The damned dogs were running a lot faster, and their snuffling was getting closer and closer.

The garden came to an end, and there was a fence of iron ahead. Too high to scramble over. And there was nothing to get a grip on.

Erast Petrovich swung round and thrust one hand into the holster behind his back to take out his Herstal, but he couldn’t fire – it would rouse the entire house.

The first mastiff growled, preparing to spring.

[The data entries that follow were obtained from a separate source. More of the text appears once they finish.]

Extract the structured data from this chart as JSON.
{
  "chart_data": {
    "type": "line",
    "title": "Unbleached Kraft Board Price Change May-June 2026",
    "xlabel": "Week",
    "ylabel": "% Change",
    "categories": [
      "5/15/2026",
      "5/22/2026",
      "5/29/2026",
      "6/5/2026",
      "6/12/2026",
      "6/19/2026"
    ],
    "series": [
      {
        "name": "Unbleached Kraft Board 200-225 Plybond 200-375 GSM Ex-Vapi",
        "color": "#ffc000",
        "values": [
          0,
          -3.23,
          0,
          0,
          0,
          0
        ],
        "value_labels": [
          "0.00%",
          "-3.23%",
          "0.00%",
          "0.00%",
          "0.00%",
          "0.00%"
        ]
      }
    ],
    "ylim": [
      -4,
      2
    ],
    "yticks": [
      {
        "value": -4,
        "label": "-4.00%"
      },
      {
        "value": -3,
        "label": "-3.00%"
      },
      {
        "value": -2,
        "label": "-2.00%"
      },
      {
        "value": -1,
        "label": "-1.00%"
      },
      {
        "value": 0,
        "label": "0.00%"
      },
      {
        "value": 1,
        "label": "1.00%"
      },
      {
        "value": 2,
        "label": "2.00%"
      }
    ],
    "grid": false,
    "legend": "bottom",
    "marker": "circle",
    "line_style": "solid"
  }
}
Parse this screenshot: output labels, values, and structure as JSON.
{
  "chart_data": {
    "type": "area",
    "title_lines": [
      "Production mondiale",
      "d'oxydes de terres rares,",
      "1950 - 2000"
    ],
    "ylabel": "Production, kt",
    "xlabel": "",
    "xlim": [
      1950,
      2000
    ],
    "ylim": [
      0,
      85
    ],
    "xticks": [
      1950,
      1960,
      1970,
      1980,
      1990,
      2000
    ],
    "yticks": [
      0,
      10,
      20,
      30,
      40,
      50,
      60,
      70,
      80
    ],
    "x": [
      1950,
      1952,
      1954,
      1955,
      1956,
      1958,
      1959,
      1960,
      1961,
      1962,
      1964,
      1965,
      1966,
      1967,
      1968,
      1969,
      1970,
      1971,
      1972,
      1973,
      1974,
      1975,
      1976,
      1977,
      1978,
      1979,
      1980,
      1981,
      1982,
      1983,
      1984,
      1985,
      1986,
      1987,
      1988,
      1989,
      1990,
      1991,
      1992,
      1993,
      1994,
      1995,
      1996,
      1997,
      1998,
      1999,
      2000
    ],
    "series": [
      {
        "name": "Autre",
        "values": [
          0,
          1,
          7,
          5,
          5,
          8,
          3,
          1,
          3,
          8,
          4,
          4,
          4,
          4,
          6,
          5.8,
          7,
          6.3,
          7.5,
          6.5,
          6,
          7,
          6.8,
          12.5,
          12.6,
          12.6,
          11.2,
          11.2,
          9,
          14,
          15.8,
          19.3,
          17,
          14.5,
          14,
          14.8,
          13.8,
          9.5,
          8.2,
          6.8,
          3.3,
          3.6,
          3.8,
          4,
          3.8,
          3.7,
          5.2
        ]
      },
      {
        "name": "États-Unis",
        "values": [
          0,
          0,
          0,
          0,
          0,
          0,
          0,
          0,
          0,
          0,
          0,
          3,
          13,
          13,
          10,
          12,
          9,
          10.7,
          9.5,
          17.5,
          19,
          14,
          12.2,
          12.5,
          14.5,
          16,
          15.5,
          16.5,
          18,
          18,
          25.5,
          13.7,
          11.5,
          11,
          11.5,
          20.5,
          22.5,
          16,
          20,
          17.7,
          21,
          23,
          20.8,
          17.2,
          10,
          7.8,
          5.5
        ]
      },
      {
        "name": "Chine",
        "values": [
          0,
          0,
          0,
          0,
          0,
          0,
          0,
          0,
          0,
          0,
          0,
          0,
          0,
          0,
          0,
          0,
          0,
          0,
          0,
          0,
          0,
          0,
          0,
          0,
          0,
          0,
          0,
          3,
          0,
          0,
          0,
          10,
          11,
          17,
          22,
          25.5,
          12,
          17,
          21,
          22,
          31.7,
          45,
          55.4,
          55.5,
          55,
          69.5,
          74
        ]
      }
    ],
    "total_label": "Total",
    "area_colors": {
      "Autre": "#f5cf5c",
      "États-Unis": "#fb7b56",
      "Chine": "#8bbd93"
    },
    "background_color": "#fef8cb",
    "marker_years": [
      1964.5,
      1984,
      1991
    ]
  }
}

‘RUSSIAN VICE-CONSUL TORN TO PIECES’ – the headline flashed through the doomed man’s mind. He put his hands over his face and throat, and instinctively pushed his back against the fence. Suddenly there was a strange metallic clang, the fence gave way, and the titular counsellor fell, sprawling flat on his back.

When evening time comes,

In the mystical silence

The garden gate creaks

THE SCIENCE OF JOJUTSU

Still not understanding what had happened, Erast Petrovich rose to a squatting position, ready for the hopeless skirmish with three bloodthirsty monsters, but the amazing fence (no, gate!) slammed shut with a squeak of springs.

On the other side a heavy carcass slammed into the iron bars at full pelt. He heard an angry yelp and snarling. Three pairs of furiously glinting eyes gazed at their inaccessible prey.

‘Not your day, folks!’ shouted the titular counsellor, whose English speech had clearly been vulgarised somewhat by associating with Sergeant Lockston.

He drew in a deep breath, filling his lungs with air, and breathed out again, trying to calm his heartbeat. He looked around: who had opened the gate that saved him?